Director: Tim Blake Nelson
Starring: Edward Norton, Tim Blake Nelson
With Leaves of Grass the number of films in which Edward Norton physically fights himself now comes to 2. I'm not sure any other actor can boast such a feat. This beleaguered film, delayed for so long and then given an extremely limited (and brief) theatrical release before being rushed to DVD, is smart and funny (albeit occasionally quite violent) and definitely deserves better than to be lost in the shuffle or stigmatized as a straight to DVD blemish on the filmographies of those involved.
Leaves of Grass is the story of two brothers: Bill and Brady (both played by Norton). Bill is a professor of philosophy on the fast track in academia. Brady runs a high-end marijuana operation in Little Dixie, the town where he and Bill grew up. Brady's got trouble because Pug (Richard Dreyfus), the man who funded his business, now wants to see a big return on his investment and is pushing Brady to start producing other kinds of drugs to make up the difference. Brady refuses, arguing that he won't produce something he wouldn't injest himself, and comes up with a plan. For the plan to work, however, he needs to trick Bill into coming back to Little Dixie, a place he's determined to avoid forever.

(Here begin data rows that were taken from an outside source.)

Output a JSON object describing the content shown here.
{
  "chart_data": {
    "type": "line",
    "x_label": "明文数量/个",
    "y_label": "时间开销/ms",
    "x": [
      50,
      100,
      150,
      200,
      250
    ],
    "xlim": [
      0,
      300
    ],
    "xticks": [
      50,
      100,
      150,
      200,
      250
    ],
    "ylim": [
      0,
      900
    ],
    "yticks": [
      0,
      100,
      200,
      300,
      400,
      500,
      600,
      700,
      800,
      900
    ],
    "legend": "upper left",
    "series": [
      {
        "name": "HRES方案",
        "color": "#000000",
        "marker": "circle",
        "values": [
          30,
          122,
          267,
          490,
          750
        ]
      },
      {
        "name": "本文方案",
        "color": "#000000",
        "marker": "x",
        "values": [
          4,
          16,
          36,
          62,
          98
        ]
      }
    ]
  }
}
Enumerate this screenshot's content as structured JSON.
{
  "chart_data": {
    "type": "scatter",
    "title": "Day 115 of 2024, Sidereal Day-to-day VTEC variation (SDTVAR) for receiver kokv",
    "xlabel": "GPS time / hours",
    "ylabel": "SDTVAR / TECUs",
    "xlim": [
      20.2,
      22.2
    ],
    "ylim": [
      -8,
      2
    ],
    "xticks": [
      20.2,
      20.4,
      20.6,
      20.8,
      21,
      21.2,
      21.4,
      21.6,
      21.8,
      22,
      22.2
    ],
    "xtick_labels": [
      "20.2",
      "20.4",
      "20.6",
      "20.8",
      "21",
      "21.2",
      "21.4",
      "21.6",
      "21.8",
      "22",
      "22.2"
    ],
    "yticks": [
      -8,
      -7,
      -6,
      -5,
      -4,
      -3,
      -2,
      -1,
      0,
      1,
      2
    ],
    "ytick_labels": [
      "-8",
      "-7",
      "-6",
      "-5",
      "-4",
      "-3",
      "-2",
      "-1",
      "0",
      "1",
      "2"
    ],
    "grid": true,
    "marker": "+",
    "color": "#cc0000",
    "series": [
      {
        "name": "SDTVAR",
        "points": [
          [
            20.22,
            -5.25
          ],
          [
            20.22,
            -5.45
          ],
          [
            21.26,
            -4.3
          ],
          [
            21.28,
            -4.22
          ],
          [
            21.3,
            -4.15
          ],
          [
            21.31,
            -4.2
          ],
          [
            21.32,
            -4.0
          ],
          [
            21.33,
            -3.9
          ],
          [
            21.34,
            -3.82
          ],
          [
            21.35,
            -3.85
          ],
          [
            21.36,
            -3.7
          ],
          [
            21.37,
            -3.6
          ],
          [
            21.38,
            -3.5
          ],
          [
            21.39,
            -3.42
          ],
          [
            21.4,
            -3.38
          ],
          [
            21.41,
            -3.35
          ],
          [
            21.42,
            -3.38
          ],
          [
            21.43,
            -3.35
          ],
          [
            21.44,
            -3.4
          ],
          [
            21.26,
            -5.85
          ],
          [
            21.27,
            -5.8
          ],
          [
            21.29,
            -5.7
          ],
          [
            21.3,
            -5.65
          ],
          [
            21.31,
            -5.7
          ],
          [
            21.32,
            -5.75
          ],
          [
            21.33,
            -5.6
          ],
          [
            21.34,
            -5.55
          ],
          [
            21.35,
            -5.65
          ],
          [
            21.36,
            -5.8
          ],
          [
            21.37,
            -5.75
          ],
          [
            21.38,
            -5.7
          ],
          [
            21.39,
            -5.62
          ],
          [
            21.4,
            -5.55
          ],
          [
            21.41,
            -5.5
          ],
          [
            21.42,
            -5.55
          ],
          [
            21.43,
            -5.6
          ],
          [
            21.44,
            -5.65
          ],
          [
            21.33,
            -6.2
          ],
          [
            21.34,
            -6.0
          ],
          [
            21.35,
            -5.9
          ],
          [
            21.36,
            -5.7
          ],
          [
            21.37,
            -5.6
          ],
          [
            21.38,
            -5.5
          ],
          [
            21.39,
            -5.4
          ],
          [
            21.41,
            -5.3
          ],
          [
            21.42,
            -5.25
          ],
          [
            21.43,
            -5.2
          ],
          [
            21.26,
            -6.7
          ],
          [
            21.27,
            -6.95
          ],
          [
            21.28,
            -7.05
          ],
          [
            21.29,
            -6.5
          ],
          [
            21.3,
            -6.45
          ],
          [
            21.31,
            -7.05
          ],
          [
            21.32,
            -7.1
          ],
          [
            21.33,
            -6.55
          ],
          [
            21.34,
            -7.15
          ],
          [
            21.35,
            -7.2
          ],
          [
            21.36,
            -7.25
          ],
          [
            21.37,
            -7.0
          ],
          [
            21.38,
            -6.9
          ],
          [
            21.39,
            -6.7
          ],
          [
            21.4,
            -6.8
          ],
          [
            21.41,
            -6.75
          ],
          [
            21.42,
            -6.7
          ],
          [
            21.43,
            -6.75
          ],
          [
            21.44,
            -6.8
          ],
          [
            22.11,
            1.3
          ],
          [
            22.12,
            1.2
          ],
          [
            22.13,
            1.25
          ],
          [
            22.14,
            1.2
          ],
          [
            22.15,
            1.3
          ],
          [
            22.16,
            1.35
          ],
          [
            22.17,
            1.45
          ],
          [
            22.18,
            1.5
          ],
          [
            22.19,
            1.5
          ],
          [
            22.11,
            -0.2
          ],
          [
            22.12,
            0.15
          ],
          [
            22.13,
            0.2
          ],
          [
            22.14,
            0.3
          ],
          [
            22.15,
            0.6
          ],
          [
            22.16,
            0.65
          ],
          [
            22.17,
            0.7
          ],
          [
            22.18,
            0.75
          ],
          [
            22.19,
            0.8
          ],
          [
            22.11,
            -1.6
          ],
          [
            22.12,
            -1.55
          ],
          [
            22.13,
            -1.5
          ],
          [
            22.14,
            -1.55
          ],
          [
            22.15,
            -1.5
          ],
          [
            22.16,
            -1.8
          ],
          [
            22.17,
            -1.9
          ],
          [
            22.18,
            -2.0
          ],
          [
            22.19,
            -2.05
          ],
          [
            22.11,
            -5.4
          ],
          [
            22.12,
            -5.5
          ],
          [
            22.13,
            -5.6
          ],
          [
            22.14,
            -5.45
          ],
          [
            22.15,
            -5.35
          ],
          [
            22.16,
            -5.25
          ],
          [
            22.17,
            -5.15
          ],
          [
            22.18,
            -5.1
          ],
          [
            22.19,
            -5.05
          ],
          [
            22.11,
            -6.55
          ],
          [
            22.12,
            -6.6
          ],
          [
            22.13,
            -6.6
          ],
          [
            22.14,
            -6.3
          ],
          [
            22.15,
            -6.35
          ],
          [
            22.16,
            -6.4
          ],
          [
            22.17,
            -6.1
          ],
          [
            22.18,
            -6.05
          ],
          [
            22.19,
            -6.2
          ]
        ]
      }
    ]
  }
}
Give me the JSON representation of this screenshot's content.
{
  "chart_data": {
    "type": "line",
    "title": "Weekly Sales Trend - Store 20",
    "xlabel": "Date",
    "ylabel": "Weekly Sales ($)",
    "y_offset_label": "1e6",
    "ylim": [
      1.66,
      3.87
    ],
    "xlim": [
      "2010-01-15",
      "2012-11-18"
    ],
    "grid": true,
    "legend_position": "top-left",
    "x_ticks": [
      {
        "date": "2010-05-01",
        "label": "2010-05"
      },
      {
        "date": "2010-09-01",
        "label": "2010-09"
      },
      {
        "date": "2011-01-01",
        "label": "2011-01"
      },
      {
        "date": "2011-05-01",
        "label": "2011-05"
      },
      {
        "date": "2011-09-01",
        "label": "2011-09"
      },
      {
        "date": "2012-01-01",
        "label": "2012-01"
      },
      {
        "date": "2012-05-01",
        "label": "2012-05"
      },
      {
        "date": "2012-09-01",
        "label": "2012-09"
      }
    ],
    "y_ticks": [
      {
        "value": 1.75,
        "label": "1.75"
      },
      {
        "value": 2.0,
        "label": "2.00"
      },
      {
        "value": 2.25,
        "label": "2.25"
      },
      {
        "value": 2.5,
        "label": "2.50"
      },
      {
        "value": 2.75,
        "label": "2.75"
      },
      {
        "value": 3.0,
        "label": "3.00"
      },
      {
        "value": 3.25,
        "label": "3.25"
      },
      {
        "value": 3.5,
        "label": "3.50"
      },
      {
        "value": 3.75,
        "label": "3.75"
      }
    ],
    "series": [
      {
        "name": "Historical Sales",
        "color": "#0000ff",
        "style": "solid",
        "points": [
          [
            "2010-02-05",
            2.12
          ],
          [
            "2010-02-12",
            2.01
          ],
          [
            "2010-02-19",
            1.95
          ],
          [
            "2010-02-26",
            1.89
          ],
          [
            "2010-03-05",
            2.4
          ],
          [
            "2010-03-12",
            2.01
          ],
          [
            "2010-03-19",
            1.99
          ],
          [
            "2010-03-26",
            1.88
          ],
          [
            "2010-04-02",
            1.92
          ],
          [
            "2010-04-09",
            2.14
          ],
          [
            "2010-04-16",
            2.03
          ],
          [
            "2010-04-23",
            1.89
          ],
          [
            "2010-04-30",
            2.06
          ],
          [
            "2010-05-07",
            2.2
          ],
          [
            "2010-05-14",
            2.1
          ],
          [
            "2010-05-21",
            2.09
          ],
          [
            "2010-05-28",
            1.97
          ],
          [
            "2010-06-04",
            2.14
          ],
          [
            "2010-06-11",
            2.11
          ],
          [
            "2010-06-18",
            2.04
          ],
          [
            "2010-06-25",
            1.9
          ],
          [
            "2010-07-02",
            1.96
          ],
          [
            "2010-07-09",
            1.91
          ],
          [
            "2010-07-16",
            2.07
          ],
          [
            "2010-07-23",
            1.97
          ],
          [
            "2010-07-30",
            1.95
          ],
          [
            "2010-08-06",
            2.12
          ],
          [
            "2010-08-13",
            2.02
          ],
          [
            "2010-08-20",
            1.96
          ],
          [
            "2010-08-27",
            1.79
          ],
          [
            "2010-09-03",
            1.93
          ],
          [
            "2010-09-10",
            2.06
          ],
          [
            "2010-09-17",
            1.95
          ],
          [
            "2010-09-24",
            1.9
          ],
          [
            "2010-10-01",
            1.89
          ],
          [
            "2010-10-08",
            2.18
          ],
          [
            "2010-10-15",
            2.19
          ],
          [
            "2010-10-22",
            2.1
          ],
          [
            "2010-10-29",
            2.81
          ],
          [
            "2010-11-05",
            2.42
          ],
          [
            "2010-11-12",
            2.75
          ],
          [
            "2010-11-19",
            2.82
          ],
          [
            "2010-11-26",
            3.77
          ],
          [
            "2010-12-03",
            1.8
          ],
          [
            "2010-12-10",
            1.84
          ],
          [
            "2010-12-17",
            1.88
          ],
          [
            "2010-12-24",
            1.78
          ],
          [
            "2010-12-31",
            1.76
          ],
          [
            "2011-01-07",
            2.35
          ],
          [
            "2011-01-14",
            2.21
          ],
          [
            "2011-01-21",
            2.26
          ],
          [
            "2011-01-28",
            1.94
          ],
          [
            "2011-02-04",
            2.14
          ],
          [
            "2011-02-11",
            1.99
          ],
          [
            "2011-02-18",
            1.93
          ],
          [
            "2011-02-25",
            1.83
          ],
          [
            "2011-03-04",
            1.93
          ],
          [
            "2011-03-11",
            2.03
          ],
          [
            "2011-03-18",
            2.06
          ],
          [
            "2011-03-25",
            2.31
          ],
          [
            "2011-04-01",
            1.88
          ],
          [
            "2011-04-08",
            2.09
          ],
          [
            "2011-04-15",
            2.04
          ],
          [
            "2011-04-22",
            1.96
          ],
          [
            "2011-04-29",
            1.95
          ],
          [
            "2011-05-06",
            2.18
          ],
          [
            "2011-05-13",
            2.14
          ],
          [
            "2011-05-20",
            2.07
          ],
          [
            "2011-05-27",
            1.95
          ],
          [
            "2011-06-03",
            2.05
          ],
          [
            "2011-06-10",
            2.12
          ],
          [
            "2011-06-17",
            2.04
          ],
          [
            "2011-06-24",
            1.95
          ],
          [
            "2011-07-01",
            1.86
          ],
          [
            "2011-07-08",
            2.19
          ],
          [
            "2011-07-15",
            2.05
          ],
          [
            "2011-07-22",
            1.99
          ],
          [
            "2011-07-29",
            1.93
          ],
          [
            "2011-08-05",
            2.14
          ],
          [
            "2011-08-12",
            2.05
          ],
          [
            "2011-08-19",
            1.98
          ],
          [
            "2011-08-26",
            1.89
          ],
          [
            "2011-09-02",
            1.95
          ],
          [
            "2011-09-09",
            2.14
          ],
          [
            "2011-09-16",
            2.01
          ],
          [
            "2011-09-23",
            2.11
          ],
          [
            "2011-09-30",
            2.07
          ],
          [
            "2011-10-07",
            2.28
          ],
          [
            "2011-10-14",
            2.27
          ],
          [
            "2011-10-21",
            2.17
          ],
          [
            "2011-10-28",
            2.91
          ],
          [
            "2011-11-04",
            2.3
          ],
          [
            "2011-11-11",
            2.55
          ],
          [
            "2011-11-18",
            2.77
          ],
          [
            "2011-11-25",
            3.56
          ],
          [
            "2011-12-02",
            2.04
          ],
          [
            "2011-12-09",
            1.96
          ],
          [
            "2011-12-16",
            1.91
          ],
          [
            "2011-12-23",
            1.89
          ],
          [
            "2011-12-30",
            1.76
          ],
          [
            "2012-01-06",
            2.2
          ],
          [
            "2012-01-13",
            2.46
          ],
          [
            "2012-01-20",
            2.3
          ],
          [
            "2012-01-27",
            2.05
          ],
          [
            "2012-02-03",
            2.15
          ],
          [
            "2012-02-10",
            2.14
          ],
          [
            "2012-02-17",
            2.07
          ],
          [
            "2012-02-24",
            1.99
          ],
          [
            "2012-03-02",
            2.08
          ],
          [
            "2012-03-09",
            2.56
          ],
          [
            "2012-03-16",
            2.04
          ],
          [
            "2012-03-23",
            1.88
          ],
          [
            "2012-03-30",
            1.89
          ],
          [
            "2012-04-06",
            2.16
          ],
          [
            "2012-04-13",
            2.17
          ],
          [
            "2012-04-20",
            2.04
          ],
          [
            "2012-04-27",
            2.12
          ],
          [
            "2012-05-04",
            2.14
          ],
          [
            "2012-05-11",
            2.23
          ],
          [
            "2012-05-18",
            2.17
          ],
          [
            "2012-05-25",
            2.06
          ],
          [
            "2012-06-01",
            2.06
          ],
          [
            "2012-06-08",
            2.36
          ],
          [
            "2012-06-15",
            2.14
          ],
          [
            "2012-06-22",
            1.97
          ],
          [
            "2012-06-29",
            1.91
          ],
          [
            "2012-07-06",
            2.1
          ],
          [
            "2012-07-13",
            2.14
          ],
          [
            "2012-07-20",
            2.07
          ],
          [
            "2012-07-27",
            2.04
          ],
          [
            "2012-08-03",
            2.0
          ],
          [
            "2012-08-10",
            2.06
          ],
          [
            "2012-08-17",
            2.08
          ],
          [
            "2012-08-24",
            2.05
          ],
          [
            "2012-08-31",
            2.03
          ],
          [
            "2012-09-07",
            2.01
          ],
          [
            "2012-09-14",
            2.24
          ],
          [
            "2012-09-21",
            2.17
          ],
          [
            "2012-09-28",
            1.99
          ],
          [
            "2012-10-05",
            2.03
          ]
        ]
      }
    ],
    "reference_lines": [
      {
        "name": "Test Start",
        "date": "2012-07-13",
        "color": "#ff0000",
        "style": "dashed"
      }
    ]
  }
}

Brady gets his best friend Bolger (Tim Blake Nelson) to call Bill and inform him that Brady has been murdered, which brings Bill back to town. When he learns the truth, Bill is furious but ultimately agrees to do what Brady asks, which is to pretend to be Brady and visit their mother (Susan Sarandon), giving Brady an alibi so that no one will suspect that he's gone into the city with Bolger to take care of business with Pug. Things go according to plan at first but then start to go horribly awry, leading to multiple deaths and an epiphany, of sorts, for Bill.
As the brothers, Norton delivers two really great performances. Bill is the uptight academic, Brady is the laidback pothead, but that's not the be all and end all of either of them and Norton brings a nice complexity to each. He also makes them distinct from each other in such a way that you can tell them apart even aside from the hairstyles or the accent (Bill has worked to rid himself of his natural accent while Brady still has his, though his speech is much more about the rhythm than the twang). He plays well against himself and against the supporting cast, all of whom are rather excellent in their own right. Keri Russell has a small role as Bill's love interest, a woman who is essentially a happy medium between Bill's academic intellect and Brady's just folks ways, and her scenes with Norton are funny and touching and her performance is understated but quite beautiful.
Written and directed by Nelson who, in addition to being solid behind the camera is also a great character actor in front of it, Leaves of Grass is smart and has a great comic sensibility (particularly given how much blood is ultimately shed during its course). He has an obvious affection for these characters which helps to keep the story afloat even when it gets very dark and even though it carries on a bit longer than it probably should. There isn't quite enough narrative momentum to push the film to where it ultimately ends up, and it takes a few more twists than it really needs, but it's still an engaging and enjoyable movie.